BFMTV

Salle de sport pour Abdeslam: une situation qui n'a rien d'exceptionnel

Le député LR Thierry Solère a dénoncé dans un courrier la possibilité de Salah Abdeslam de disposer d'une salle de musculation privée. Rien d'anormal pourtant pour un détenu placé à l'isolement.

"J'ai été très étonné de constater qu'une cellule avait été transformée en salle de sport et encore plus étonné d'apprendre que son usage était exclusivement réservé à cet individu." Cet individu, c'est Salah Abdeslam, le détenu le plus surveillé de France. Cet étonnement, c'est celui de Thierry Solère, député Les Républicains, qui a visité la semaine dernière le centre pénitentiaire de Fleury-Mérogis, dans l'Essonne.

Dans un courrier adressé au ministre de la Justice, Jean-Jacques Urvoas, l'élu des Hauts-de-Seine s'interroge sur les conditions d'incarcération de l'unique survivant des commandos des attentats du 13 novembre. Une position partagée par François Fillon, invité lundi matin sur BFMTV et RMC, qui juge cette situation "incompréhensible". "Il doit avoir le traitement minimal, il n'y a aucune raison de lui faire la moindre faveur", martèle le candidat à la primaire de la droite sur BFMTV et RMC.

Le précédent Ferrara

Garantir l'accès à une salle de sport aux personnes détenues, qui dans le cas d'Abdeslam n'est composée que d'un rameur, c'est respecter la loi, et cela indépendamment de son statut pénal. "L’isolement n’est pas une mesure disciplinaire, précise le ministère de la Justice. Par conséquent, les personnes détenues placées au quartier d’isolement conservent l’intégralité de leurs droits."
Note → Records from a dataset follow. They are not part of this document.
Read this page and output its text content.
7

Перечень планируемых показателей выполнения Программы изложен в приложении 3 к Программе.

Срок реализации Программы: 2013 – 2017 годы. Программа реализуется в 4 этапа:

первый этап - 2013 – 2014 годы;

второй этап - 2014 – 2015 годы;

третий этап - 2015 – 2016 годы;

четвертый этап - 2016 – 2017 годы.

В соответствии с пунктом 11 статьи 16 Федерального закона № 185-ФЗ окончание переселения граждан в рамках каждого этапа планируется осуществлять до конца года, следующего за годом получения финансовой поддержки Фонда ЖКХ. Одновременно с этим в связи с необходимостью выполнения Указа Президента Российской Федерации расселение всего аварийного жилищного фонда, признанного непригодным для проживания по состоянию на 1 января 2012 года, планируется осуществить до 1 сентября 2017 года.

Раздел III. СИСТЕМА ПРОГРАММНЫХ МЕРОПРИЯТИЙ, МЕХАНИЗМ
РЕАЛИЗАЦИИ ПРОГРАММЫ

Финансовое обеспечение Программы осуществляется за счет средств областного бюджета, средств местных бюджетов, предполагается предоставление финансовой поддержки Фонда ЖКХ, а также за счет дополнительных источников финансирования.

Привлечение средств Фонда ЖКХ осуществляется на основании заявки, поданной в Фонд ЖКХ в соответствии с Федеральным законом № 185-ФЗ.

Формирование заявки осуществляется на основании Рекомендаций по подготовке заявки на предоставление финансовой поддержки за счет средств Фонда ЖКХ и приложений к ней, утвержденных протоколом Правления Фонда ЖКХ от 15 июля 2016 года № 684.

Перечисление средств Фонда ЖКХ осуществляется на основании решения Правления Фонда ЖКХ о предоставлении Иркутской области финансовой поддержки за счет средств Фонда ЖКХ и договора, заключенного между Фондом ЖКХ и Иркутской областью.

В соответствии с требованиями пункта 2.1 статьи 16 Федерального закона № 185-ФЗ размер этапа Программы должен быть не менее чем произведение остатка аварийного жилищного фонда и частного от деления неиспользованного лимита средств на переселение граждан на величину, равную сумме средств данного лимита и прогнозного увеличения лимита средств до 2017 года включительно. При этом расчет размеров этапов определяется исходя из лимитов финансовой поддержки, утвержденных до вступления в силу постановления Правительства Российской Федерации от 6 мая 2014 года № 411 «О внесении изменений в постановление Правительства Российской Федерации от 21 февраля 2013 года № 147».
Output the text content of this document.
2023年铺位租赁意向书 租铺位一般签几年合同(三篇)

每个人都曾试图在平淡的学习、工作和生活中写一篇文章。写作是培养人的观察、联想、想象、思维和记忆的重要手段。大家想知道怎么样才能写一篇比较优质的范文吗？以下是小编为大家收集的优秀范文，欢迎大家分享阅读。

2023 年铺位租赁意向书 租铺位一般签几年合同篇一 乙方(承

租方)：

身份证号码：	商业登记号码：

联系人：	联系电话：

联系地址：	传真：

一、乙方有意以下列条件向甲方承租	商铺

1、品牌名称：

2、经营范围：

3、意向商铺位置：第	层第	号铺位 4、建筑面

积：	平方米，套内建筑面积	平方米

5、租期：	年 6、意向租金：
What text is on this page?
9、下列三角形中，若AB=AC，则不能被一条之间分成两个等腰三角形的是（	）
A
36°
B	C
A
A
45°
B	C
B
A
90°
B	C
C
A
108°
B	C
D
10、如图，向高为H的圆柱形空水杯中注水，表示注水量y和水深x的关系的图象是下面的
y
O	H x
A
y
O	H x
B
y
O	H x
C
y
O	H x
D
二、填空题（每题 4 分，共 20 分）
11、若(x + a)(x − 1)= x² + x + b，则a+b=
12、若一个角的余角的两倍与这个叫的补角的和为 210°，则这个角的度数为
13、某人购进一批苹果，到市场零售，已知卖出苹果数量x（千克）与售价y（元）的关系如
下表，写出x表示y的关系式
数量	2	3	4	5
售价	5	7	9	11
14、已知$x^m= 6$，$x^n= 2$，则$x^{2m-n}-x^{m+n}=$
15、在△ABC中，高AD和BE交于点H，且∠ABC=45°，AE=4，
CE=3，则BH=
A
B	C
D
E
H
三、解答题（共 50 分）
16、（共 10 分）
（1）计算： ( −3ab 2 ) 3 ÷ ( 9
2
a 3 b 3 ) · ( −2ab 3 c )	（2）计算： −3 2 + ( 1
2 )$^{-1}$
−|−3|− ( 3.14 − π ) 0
Le dispositif dont bénéficie Salah Abdeslam n'a donc rien d'exceptionnel. En 2003, lors de sa détention à l'isolement dans la prison de Fleury-Mérogis, le "roi de la belle", Antonio Ferrara, figure du grand banditisme, disposait lui aussi d'une salle de sport pour son seul usage avec un appareil de musculation et un tapis de course. "L'administration pénitentiaire n'a pas les moyens de l'autoriser à fréquenter la salle de sport commune aux autres détenus", explique à BFMTV.com une source syndicale.

"Tous les détenus qui sont à l’isolement en France ont le droit de faire du sport", complète sur RMC Philippe Kuhn, délégué régional Ile-de-France du syndicat pénitentiaire des surveillants.

Salah Abdeslam est placé à l'isolement depuis son transfèrement en France le 27 avril dernier. Aucun contact avec les autres détenus n'est autorisé. Une partie du quatrième étage du bâtiment D3 a été entièrement vidée pour pouvoir l'accueillir. Sous la surveillance d'une trentaine d'agents pénitentiaires, et d'un système de vidéosurveillance installé dans sa cellule, le jeune homme peut sortir une heure par jour dans une cour qui lui est réservée. Le reste du temps, il regarde des émissions de télé-réalité, prie ou lit le Coran, note le JDD.

Surpopulation et manque d'effectifs

"Ca ne me choque donc pas qu'il ait sa salle de sport, poursuit le syndicaliste. Il doit être isolé, on ne peut pas le laisser enfermer 24h/24. Pendant qu'il fait du sport ou qu'il court, il décompresse, c'est aussi un moyen de protéger les surveillants." Tous font alors part de leur incompréhension face à cette polémique. "Ce qui est bien c’est que de plus en plus de députés visitent des prisons", ironise Philippe Kuhn, préférant pointer les problèmes de surpopulation ou de manque de surveillants.

Selon lui, il manquerait 1.500 agents en France à l'administration pénitentiaire. "Ce qui est choquant ce sont les conditions d’accueil des détenus en Ile-de-France", poursuit le délégué syndical. Avec de plus en plus d'arrivants et la fermeture du centres jeunes détenus, fin janvier, pour rénovation, la prison de Fleury-Mérogis a un taux de 195% d'occupation. Une situation que sa directrice a souhaité dénoncer dans une lettre adressée à la fin du mois de juin au ministre de la Justice.